Le surlendemain, je fus convoqué à la police. Deux plaintes avaient été déposées contre mon sous-locataire. Ce n’est pas le mien, dis-je, c’était celui de mon prédécesseur. C’est maintenant le vôtre. Armé d’un couteau, il a interdit l’accès aux toilettes de l’étage pendant toute la soirée d’hier. Nous avons le témoignage d’un homme qui est allé dîner chez une voisine de votre sous-locataire que, par parenthèse, vous n’avez pas déclaré… Mais il occupait les lieux avant que j’arrive… Maintenant vous êtes arrivé, il est là, et vous avez négligé d’en avertir qui de droit. Heureusement pour vous, la propriétaire s’est portée garante de votre bonne foi…
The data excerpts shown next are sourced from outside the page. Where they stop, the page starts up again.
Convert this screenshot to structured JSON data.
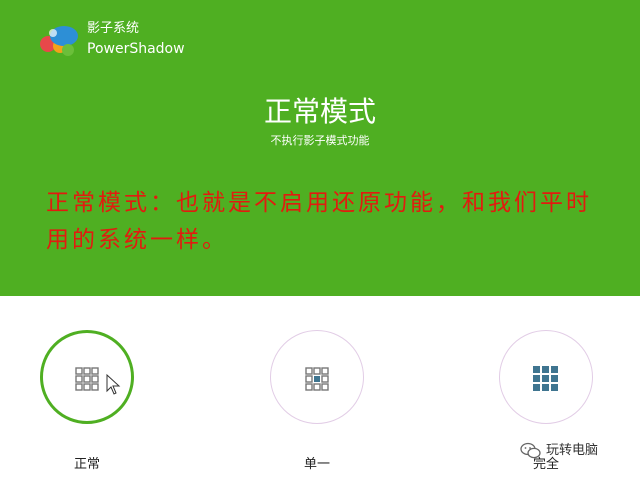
{
  "header": {
    "app_name": "影子系统",
    "app_name_en": "PowerShadow",
    "mode_title": "正常模式",
    "mode_subtitle": "不执行影子模式功能"
  },
  "annotation": {
    "text": "正常模式：也就是不启用还原功能，和我们平时用的系统一样。",
    "color": "#e21b0f"
  },
  "modes": [
    {
      "label": "正常",
      "selected": true,
      "icon": "grid-outline-icon"
    },
    {
      "label": "单一",
      "selected": false,
      "icon": "grid-center-filled-icon"
    },
    {
      "label": "完全",
      "selected": false,
      "icon": "grid-filled-icon"
    }
  ],
  "watermark": {
    "text": "玩转电脑",
    "icon": "wechat-icon"
  },
  "colors": {
    "header_bg": "#4faf22",
    "selected_ring": "#4faf22",
    "unselected_ring": "#e2cde6",
    "grid_fill": "#3f7590",
    "grid_outline": "#777777"
  }
}
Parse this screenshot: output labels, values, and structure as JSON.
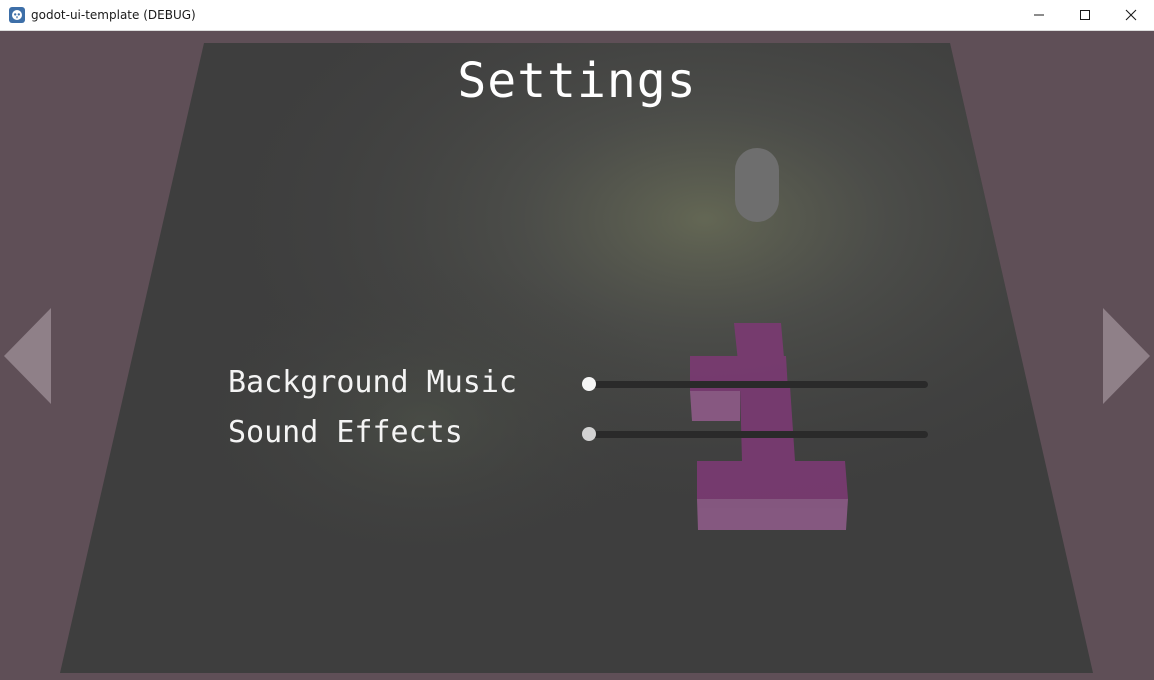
{
  "window": {
    "title": "godot-ui-template (DEBUG)",
    "controls": [
      "minimize",
      "maximize",
      "close"
    ]
  },
  "scene": {
    "title": "Settings",
    "options": [
      {
        "label": "Background Music",
        "value": 0.0,
        "handle_color": "#f5f5f5"
      },
      {
        "label": "Sound Effects",
        "value": 0.0,
        "handle_color": "#d2d2d2"
      }
    ]
  },
  "navigation": {
    "left_icon": "triangle-left-icon",
    "right_icon": "triangle-right-icon"
  },
  "colors": {
    "background": "#5f4f57",
    "board": "#3e3e3e",
    "accent_magenta": "#7a3a72",
    "capsule": "#6e6e6e",
    "text": "#ffffff"
  }
}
L’entrée de la propriétaire dans le concert a tout et rapidement changé. Comment s’y est-elle prise pour obtenir si vite l’expulsion de Jo ? Trois ou quatre jours après, il avait déguerpi, ne laissant dans la chambre qu’un petit tas de journaux, d’emballages en plastique, de cannettes vides et de chiffons sales. Il avait emporté la clé alors que Jamie avait laissé la sienne sur la porte.
J’étais soulagé. Honteusement soulagé tandis que j’observais les reliefs abandonnés par la misère dans ses tristes vagabondages.